Conclusion: This family member may have been contacted by the perpetrators and may have even been told a smear campaign on the target. He/she may not want to be involved with targeting their relative so chooses to keep their distance but withholds information from the target. You may never get an explanation or the closure you need.
Scenario #2 – With this family member you are more than sure they are actively involved in your targeting. When you are around them they use some of the same tactics on you as the Perpetrators use such as stalking, gas lighting, torment, rejection, sabotage, and other abuses. You have no doubt they have become a perpetrator.
Conclusion: They may have been paid off or threatened to target you.
It is hurtful to fathom that blood relatives may have betrayed you but it’s best to not be in denial about what is happening. A perpetrator is a perpetrator and all of them have the potential to cause you great harm. If you’re sure your loved ones are involved in your targeting, it’s probably best to love from a distance.
We also reviewed the article: How to Forgive a Family Betrayal: By Carola Finch: eHow.com
A family betrayal has a tremendous emotional impact on the person who has been hurt.
When a family member betrays you, you may feel heartbroken, angry, grieved, sad and confused. When you come to the point that you are able to accept the betrayal, you can begin the process of forgiving the family member for what they have done. Forgiveness is a conscious choice to let go of resentment, anger and a desire for revenge against the family member who hurt you. When these negative emotions are released, forgiveness can lead you to better physical and emotional health and a restored relationship with the family member who betrayed you, if desired.
1. Analyze the betrayal and determine if you have some responsibility in the situation. This approach will help you to understand your feelings and identify misperceptions about the family member’s behavior. Acknowledge your faults and mistakes.

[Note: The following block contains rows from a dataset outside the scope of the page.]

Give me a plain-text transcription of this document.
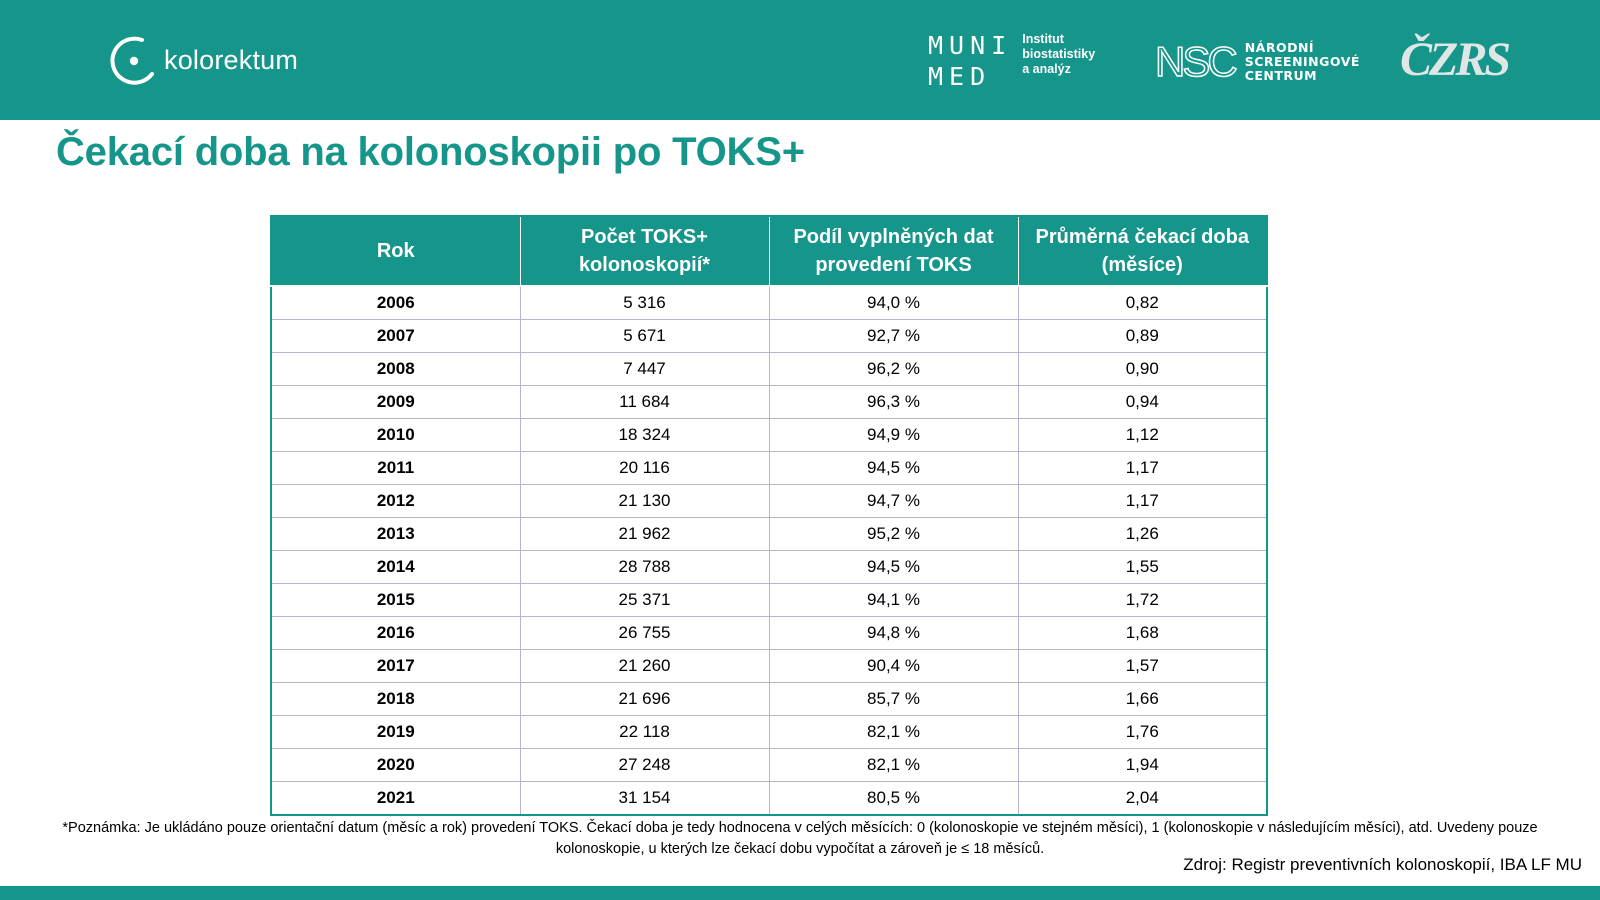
kolorektum	MUNI
MED
Institut
biostatistiky
a analýz	NSC NÁRODNÍ
SCREENINGOVÉ
CENTRUM	ČZRS
Čekací doba na kolonoskopii po TOKS+
Rok	Počet TOKS+ kolonoskopií*	Podíl vyplněných dat provedení TOKS	Průměrná čekací doba (měsíce)
2006	5 316	94,0 %	0,82
2007	5 671	92,7 %	0,89
2008	7 447	96,2 %	0,90
2009	11 684	96,3 %	0,94
2010	18 324	94,9 %	1,12
2011	20 116	94,5 %	1,17
2012	21 130	94,7 %	1,17
2013	21 962	95,2 %	1,26
2014	28 788	94,5 %	1,55
2015	25 371	94,1 %	1,72
2016	26 755	94,8 %	1,68
2017	21 260	90,4 %	1,57
2018	21 696	85,7 %	1,66
2019	22 118	82,1 %	1,76
2020	27 248	82,1 %	1,94
2021	31 154	80,5 %	2,04

*Poznámka: Je ukládáno pouze orientační datum (měsíc a rok) provedení TOKS. Čekací doba je tedy hodnocena v celých měsících: 0 (kolonoskopie ve stejném měsíci), 1 (kolonoskopie v následujícím měsíci), atd. Uvedeny pouze kolonoskopie, u kterých lze čekací dobu vypočítat a zároveň je ≤ 18 měsíců.

Zdroj: Registr preventivních kolonoskopií, IBA LF MU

2. Feel compassion for yourself and the person who betrayed you. Compassion towards yourself will help you heal from the trauma of the betrayal by taking your focus away from your mistakes and negative feelings and focus on the more positive aspects of your life.
3. Hold the family person responsible for the actions that hurt and betrayed you and don’t minimalise or deny the emotional impact of the betrayal. Your decision to forgive does not excuse the family member’s behavior. The family member’s betrayal will always be a part of your life, but the effects will lessen over time.
4. Motivate yourself to forgive by focusing on your need to heal rather than helping the other person. View forgiveness as a way to release yourself from resentment and emotional pain. Think about the positive benefits of forgiveness like less stress, lower blood pressure, decreased hostility, lower risk of substance abuse and overall psychological well being with less symptoms of anxiety or depression.
5. Fight a personal resistance to forgive with action, such as writing in a journal, prayer or meditation. Talk to a friend, counselor or impartial family member about the betrayal. Remember the times that you hurt other people and received forgiveness.
6. Decide whether you can reconcile or interact with the family member who betrayed you. Respect the decision you have made. If the person who betrayed you is not in your immediate family, expect that you may run into the family member on special occasions and family gatherings. You can choose to attend and experience awkwardness and intense emotions or not go.
7. Look upon the family betrayal is a opportunity to learn new things about yourself and life. Stop thinking of yourself as a victim.